Je n’avais jamais rencontré de journaliste qui faisait des films d’auteur auparavant. C’était déjà inattendu de savoir qu’Annie Sakkab passait son temps entre Toronto, sa nouvelle ville d’adoption, et la Jordanie, où elle est née — bien qu’elle nomme plutôt la Jordanie « Palestine ». Le Canada lui avait fait la promesse d’une deuxième vie — une vie qu’elle devait commencer avec son bien-aimé, enfin libres tous les deux des contraintes religieuses de leur terre d’origine. Mais le cancer a trouvé son amour en premier, aussi jeune ait-il été ; elle l’a regardé mourir et, avec lui, tous les rêves de la personne qu’elle était, et de ceux qu’ils auraient pu devenir ensemble. Alors, lorsqu’elle est venue au Canada, ce n’était plus pour réaliser un rêve, mais pour fuir une existence qui lui avait été volée. Pendant quelques années, elle s’est efforcée de tenir, de contenir ce qui ne peut pas être retenu. Puis elle s’est réinventée par des études en photojournalisme. Après une conversation avec Alia Hogben, qui était alors directrice générale du Conseil canadien des femmes musulmanes, elle a eu une révélation et décidé de consacrer son travail et sa vie à raconter les histoires des femmes.

Elle a fait des stages pour deux journaux canadiens, puis a accepté une affectation du Globe and Mail pour photographier des réfugié·e·s syrien·ne·s en route vers le Canada. Ceci lui a valu une invitation professionnelle des Nations Unies pour photographier et filmer des réfugié·e·s syrien·ne·s, d’abord en Jordanie, puis partout au Canada, tandis que ces personnes s’installaient dans leurs nouvelles demeures et leurs nouvelles communautés. Mais alors même qu’elle faisait sa marque comme journaliste, elle ne pouvait s’empêcher de ressentir l’appel plus profond de sa conscience. Bien que ses mandats pour l’ONU donnaient une voix aux personnes qui n’en avaient pas, tout cela visait essentiellement à lever des fonds pour l’organisation, contaminant par conséquent sa pratique d’une positivité incessante. Elle devait faire autre chose, creuser plus loin dans des situations où elle pourrait offrir des images qui poseraient des questions, qui convieraient leur audience au cœur du désordre et des complications de vies vécues.

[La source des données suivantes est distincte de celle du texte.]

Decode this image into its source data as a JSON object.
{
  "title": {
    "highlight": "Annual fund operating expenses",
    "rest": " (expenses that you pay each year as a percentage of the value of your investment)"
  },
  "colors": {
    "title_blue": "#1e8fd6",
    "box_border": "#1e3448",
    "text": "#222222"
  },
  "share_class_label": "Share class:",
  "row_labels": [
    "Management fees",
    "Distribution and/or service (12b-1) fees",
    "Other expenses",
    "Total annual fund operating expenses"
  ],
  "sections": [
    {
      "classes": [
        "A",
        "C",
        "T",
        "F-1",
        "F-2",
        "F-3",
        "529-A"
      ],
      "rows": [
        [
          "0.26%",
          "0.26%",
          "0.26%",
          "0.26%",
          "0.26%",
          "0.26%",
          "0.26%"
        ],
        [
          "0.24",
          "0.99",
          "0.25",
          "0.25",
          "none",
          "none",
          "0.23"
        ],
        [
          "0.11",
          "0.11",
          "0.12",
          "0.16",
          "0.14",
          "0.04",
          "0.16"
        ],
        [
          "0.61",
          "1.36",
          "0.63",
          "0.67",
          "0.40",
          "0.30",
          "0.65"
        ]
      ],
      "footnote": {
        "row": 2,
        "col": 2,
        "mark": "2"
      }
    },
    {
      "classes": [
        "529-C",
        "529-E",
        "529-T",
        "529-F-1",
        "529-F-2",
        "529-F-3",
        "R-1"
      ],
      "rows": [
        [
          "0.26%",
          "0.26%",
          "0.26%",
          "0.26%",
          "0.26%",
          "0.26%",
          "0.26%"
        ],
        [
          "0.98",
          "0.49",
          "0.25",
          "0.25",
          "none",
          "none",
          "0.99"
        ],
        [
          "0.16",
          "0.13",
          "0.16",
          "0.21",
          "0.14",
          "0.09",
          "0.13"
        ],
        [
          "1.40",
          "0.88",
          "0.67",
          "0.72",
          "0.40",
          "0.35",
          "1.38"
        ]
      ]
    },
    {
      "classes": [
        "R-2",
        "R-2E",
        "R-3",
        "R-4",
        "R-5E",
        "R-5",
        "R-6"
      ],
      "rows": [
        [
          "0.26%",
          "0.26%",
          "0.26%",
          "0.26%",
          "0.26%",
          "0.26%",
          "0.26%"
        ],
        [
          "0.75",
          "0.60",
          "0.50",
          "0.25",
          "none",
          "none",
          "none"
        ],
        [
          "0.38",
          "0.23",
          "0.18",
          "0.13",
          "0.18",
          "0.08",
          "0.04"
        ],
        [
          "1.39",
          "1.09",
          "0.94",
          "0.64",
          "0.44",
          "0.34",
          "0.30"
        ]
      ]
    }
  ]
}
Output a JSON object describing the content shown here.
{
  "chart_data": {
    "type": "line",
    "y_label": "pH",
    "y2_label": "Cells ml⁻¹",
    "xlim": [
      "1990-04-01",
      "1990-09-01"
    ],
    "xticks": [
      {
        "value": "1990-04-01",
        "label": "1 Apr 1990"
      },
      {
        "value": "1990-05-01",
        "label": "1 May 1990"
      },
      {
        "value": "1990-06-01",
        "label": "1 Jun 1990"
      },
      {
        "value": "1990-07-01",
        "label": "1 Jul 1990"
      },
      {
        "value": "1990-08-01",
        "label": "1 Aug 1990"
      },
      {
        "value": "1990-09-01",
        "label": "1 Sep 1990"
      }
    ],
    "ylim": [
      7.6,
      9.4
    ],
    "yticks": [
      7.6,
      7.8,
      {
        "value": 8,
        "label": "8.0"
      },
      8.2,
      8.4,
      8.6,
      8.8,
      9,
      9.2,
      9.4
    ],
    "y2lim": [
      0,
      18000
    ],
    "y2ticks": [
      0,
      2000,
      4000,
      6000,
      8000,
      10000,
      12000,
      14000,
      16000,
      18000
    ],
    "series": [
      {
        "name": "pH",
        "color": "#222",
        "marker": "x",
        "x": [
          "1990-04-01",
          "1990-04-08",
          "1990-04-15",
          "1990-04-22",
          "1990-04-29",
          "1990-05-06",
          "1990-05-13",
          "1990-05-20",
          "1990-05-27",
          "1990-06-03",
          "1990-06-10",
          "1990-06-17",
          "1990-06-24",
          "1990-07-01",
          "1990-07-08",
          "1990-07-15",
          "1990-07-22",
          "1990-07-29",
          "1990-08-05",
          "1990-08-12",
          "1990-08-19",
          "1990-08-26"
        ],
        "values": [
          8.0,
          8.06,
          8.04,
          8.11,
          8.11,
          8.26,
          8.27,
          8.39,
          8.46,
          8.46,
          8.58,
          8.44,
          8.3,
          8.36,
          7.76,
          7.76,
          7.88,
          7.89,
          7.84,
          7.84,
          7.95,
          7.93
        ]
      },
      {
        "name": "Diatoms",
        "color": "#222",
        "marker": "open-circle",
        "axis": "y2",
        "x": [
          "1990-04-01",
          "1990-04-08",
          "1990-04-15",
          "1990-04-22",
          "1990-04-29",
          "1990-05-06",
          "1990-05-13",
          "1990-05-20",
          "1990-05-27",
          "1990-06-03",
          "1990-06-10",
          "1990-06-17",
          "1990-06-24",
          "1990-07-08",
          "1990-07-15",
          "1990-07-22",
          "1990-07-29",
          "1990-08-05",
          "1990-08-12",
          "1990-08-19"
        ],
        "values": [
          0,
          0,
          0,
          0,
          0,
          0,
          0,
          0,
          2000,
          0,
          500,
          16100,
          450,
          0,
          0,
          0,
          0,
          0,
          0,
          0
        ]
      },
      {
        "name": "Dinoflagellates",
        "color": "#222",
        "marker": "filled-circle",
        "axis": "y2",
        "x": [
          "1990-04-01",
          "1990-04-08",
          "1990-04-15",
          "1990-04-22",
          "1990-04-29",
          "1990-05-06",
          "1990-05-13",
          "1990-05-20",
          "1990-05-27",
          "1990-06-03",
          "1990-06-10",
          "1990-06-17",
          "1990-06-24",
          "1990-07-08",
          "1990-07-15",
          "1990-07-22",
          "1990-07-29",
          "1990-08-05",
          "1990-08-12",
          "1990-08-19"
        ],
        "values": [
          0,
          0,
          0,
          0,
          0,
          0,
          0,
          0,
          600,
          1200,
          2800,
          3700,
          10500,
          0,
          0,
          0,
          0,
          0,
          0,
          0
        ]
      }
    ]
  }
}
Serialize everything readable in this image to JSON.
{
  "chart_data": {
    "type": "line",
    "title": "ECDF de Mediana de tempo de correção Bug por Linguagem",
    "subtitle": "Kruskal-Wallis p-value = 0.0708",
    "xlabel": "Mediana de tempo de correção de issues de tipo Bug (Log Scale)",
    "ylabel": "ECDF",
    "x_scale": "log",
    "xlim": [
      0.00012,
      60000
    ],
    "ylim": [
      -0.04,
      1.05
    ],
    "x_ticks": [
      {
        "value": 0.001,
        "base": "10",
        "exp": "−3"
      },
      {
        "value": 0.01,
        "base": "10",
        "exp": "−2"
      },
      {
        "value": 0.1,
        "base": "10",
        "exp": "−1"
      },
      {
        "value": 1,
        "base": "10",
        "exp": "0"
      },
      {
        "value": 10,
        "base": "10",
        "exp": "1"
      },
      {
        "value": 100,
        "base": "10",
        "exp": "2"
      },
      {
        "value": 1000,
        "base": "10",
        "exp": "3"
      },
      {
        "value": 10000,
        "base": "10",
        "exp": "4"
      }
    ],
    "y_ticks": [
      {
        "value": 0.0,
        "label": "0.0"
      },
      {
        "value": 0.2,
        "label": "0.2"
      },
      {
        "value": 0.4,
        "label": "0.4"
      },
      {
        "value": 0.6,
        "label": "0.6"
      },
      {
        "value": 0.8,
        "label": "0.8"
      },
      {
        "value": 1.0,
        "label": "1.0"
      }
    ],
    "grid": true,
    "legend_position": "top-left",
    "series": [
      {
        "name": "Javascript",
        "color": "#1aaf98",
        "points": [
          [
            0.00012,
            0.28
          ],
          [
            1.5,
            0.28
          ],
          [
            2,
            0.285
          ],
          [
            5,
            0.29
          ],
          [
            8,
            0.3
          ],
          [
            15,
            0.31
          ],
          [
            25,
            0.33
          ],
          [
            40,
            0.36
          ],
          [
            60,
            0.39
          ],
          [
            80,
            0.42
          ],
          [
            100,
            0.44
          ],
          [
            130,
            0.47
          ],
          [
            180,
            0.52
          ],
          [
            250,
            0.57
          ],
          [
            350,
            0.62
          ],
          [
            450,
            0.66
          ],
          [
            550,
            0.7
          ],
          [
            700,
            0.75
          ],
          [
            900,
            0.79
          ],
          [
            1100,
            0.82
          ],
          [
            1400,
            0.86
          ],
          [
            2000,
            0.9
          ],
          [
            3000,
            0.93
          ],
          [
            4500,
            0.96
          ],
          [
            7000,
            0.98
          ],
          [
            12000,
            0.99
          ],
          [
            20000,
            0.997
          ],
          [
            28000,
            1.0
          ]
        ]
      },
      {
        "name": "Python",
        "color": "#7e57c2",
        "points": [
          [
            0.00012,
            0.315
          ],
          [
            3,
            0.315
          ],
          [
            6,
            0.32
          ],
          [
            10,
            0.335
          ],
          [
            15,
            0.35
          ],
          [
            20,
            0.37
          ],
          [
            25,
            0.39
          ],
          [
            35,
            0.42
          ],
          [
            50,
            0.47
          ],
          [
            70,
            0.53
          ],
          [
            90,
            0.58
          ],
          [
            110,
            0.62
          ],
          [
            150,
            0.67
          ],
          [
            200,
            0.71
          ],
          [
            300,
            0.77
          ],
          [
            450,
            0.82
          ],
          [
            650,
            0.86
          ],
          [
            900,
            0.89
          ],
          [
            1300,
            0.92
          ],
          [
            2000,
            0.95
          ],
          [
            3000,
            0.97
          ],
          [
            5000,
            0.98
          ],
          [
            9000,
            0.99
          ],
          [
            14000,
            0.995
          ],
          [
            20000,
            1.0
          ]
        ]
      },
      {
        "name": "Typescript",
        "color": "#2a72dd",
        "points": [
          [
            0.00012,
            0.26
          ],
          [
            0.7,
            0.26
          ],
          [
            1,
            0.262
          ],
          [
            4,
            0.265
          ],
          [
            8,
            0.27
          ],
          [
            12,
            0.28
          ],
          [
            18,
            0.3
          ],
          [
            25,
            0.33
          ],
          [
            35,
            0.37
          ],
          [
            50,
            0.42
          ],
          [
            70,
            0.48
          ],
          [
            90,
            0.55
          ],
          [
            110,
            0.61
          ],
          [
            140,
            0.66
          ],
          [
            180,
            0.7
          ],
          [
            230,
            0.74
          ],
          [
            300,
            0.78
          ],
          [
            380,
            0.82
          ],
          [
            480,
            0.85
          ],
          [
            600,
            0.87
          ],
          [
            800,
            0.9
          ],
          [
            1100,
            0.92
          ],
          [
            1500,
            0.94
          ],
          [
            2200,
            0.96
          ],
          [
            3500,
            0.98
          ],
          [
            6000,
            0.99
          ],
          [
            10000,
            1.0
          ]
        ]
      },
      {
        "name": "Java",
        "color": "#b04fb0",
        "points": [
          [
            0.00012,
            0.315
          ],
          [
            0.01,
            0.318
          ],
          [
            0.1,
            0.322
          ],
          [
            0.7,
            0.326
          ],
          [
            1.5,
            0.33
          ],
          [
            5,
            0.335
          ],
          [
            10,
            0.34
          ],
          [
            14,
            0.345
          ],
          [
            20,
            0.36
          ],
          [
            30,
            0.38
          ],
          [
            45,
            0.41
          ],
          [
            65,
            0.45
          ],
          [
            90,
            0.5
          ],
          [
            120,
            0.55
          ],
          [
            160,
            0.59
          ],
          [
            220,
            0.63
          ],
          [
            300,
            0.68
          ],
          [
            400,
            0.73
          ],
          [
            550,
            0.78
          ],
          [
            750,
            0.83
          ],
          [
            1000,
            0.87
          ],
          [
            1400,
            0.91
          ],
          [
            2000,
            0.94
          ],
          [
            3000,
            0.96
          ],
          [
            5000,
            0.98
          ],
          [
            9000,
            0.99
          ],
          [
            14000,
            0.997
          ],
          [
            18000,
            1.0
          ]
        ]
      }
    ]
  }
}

Hollie’s Dress (20 minutes, 2020) a été son premier film indépendant. Il faisait partie d’un projet étalé sur six ans intitulé Keepers of the Home (2016-aujourd’hui), qui propose d’observer une famille mennonite du sud de l’Ontario. La communauté religieuse des mennonites reste relativement fermée, avec des rôles stricts clairement définis pour les hommes et les femmes. On s’attend à ce que les jeunes garçons deviennent fermiers et subviennent aux besoins de leur famille, tandis que les jeunes filles ont deux choix : poursuivre leur éducation et se lancer dans une carrière, ou se marier et élever des enfants. Hollie a passé son enfance à coudre des blouses et des pantalons d’une beauté émouvante pour ses poupées — un bon entraînement pour ses futures tâches de couture, sans doute. Les filles reçoivent leur dernière poupée à l’âge de 12 ans.


Pendant toute la durée du film, Hollie arbore un sourire tranquille sur son visage timide. C’est un sourire tourné vers l’intérieur, comme si elle venait de terminer un examen introspectif et avait trouvé que tout était en ordre. Elle n’avait que 12 ans au début du projet, et le tournage, lui, a commencé durant une période où cette adolescente aurait à faire un choix qui orienterait le reste de sa vie. Le défi pour l’artiste était de trouver une façon de rendre pour son auditoire le sentiment qu'il s’agissait là d’un choix réel, de nous permettre d’entrer dans cet univers sans jugement. L’artiste a creusé dans son propre passé pour trouver des indices, remettant en question les choix que les filles pouvaient faire en Jordanie, dans une société éminemment patriarcale où les mariages forcés ont toujours cours — et à un âge aussi jeune que 13 ans — et où les hommes peuvent avoir jusqu’à quatre épouses. Chaque image produite par l’artiste touche ce point, issu de son propre passé, qui lui permet de créer des plans faits d’empathie et de bienveillance. Ces racines profondes démarquent ses images de celles des autres. Tournant dans des lieux importants et lumineux, Annie revient jour après jour, trouvant de petits moments de communion entre la mère et sa fille, dans la transmission du savoir-faire traditionnel. Sa caméra pleine de tendresse aborde Hollie et sa mère avec respect, nous permettant de doucement pénétrer leurs mondes, ceux des chansons chantées en cœur, de l’achat de tissus et, surtout, de la confection de la première robe de Hollie.

 

 

*

 

 

Pour son dernier film, The Poem We Sang (20 minutes, 2023), Annie retourne à sa propre enfance en Palestine. Comme le projet a débuté durant le confinement de la pandémie de COVID-19, elle n’a pas pu filmer ni même se rendre dans sa terre natale. Elle a donc décidé d’utiliser une approche plus expérimentale, en posant une question qui continue de hanter les artistes palestinien·ne·s : comment capter en image ce qui n’est plus là?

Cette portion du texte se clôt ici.